Similarity-as-Evidence: Calibrating Overconfident VLMs for Interpretable and Label-Efficient Medical Active Learning¶
Conference: CVPR2026 arXiv: 2602.18867 Code: To be confirmed Area: Multimodal VLM Keywords: Active Learning, Vision-Language Models, Uncertainty Quantification, Dirichlet Distribution, Evidential Deep Learning, Medical Image Classification, Calibration
TL;DR¶
This paper proposes the Similarity-as-Evidence (SaE) framework, which reinterprets VLM text-image similarities as Dirichlet evidence. A Similarity Evidence Head (SEH) is introduced to calibrate overconfident softmax outputs, and a dual-factor acquisition strategy based on vacuity and dissonance enables interpretable, label-efficient medical active learning, achieving a SOTA macro-average accuracy of 82.57% across 10 datasets under a 20% annotation budget.
Background & Motivation¶
High annotation cost: Expert annotation in medical image analysis is constrained by time, cost, and privacy regulations. Active learning (AL) maximizes model performance under limited annotation budgets by selecting the most informative samples.
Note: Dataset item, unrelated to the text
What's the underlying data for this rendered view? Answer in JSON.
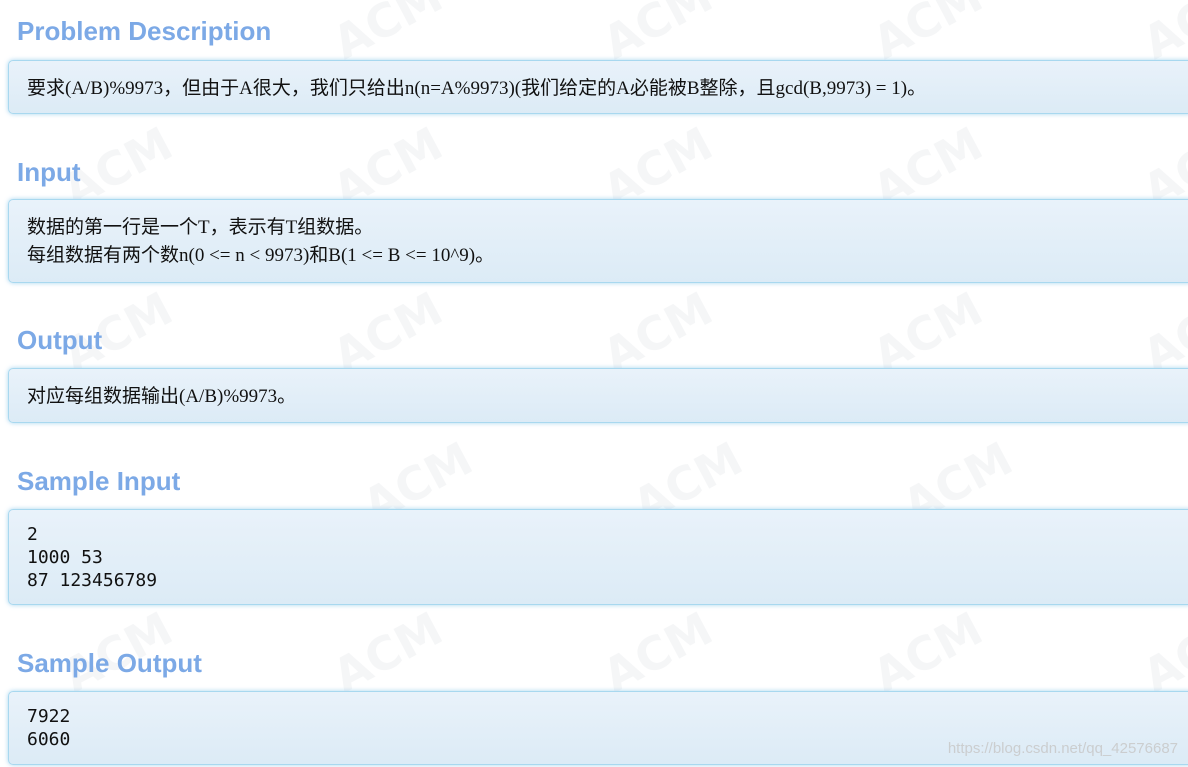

Cold-start problem: Traditional AL methods yield unreliable predictions when initial labels are extremely scarce (e.g., 1–3 per class), leading to inefficient sample selection in early rounds and wasted annotation resources.
VLM overconfidence: VLMs convert cosine similarities to probabilities via temperature-scaled softmax, effectively treating geometric proximity as certainty, resulting in severe calibration bias—high confidence is assigned even to incorrect predictions.
Misleading acquisition functions: Overconfidence causes models to favor samples they already "understand" rather than those most beneficial for performance improvement, wasting the annotation budget.
Lack of interpretability: Existing AL strategies rely on scalar uncertainty scores (entropy/margin), which quantify uncertainty magnitude but cannot reveal its source—whether it stems from knowledge deficiency or conflicting hypotheses.
Clinical need: In clinical workflows, experts need to understand why a case is selected for annotation—whether it represents an unseen phenotype or an ambiguous decision boundary—yet existing methods cannot provide such interpretable selection rationale.
Method¶
Overall Architecture¶
SaE comprises three synergistic components: (1) PubMed-augmented prompts that construct semantically rich textual prototypes; (2) a Similarity Evidence Head (SEH) that maps similarity vectors to Dirichlet evidence parameters; and (3) a dual-factor AL acquisition strategy based on vacuity and dissonance. The VLM image encoder is frozen; only the SEH and CoOp-style learnable prompts are trained.
Key Designs¶
PubMed-augmented prompts: For each class \(k\), \(\delta_k\) descriptive sentences are retrieved from PubMed, encoded by a frozen text encoder, L2-normalized, and averaged to produce semantically rich class prototype embeddings \(\bar{\hat{\mathbf{e}}}^k_{\text{txt}}\). The cosine similarity vector \(\mathbf{s} = [s_1, \dots, s_K]\) is computed as input to the evidence model.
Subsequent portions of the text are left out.